City Newspaper Archives - 8/2007

SCHOOLS: Liberals hastened the white flight from the city

Published on Aug 08, 2007
As a student, parent, and teacher observer-participant of the Rochester school district since 1948, I must respectfully offer a dissent to Mary Anna Towler's comments relative to the Brown decision of 1954 ("Education After Brown," July 18). Coincidentally, that year saw the City School District as a model of urban education, with each of its nine city high schools, plus the Paul Revere "trade school," offering a quality education to those willing to participate. Education at that time was not viewed as something that was "given."

When the NAACP's Thurgood Marshall argued before the Supreme Court, he was seeking to end the fiscal and other inequities which existed between black and white schools within the same district.

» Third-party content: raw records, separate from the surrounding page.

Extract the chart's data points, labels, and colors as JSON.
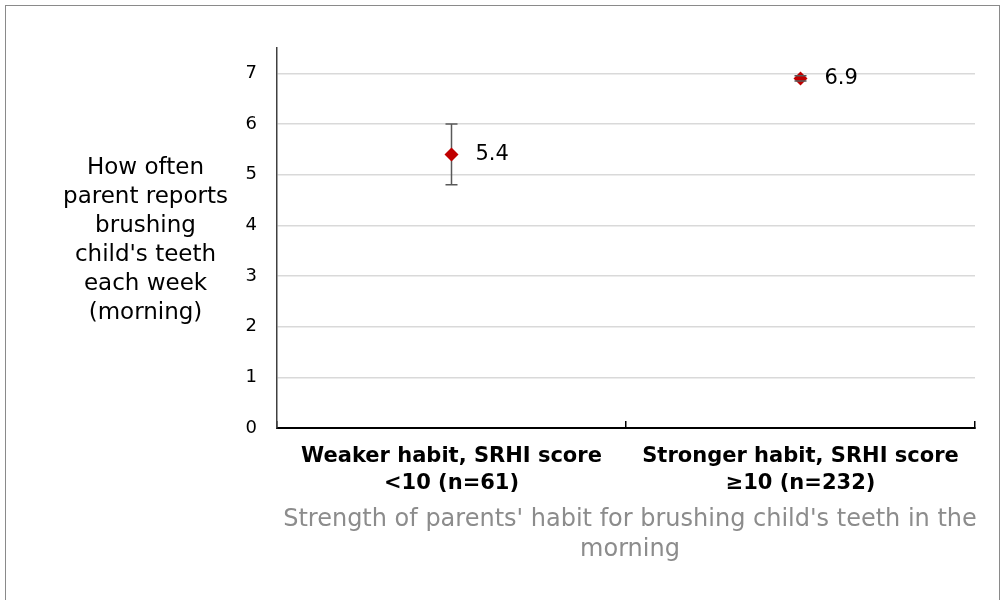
{
  "chart_data": {
    "type": "scatter",
    "categories": [
      "Weaker habit, SRHI score <10 (n=61)",
      "Stronger habit, SRHI score ≥10 (n=232)"
    ],
    "values": [
      5.4,
      6.9
    ],
    "errors": [
      0.6,
      0.05
    ],
    "color": "#c00000",
    "marker": "diamond",
    "data_labels": true,
    "xlabel": "Strength of parents' habit for brushing child's teeth in the morning",
    "ylabel": "How often parent reports brushing child's teeth each week (morning)",
    "ylim": [
      0,
      7.5
    ],
    "yticks": [
      0,
      1,
      2,
      3,
      4,
      5,
      6,
      7
    ],
    "grid": "y"
  }
}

Separate de jure educational facilities were, in the majority opinion, inherently unequal. No one in their right mind could argue otherwise.

Using that as our basis, we on the left then sought to apply this to the de facto segregation that existed in the North. We derided the opponents of busing, be they in South Boston, the Tenth Ward, or Charlotte, as racists.

Those pontificating on the matter and telling the hoi polloi what to do, such as Ted Kennedy and Judge Garrity, in his leafy Boston suburb, were insulated from the effects of their edicts. As a result, many of us with means, myself included, simply opted for private suburban secondary schools for our children once they graduated from the neighborhood primary school. Others opted for the, in effect, segregated MAP program.

The net result of our liberal attempt at social engineering has been to hasten the flight to the suburbs and destroy a primary reason for living in the city: being able to walk to the neighborhood elementary and secondary school. A largely working-class and middle-class district has been transformed, despite spending nearly $20,000 per pupil (dividing the total CSD budget by the number of students). We on the left bear responsibility for hastening that diaspora.

The "lack of community commitment to change," while no doubt "inexcusable," is easily explained: people in the burbs are not stupid. They are reluctant to see a repetition, in their communities, of what happened in the city.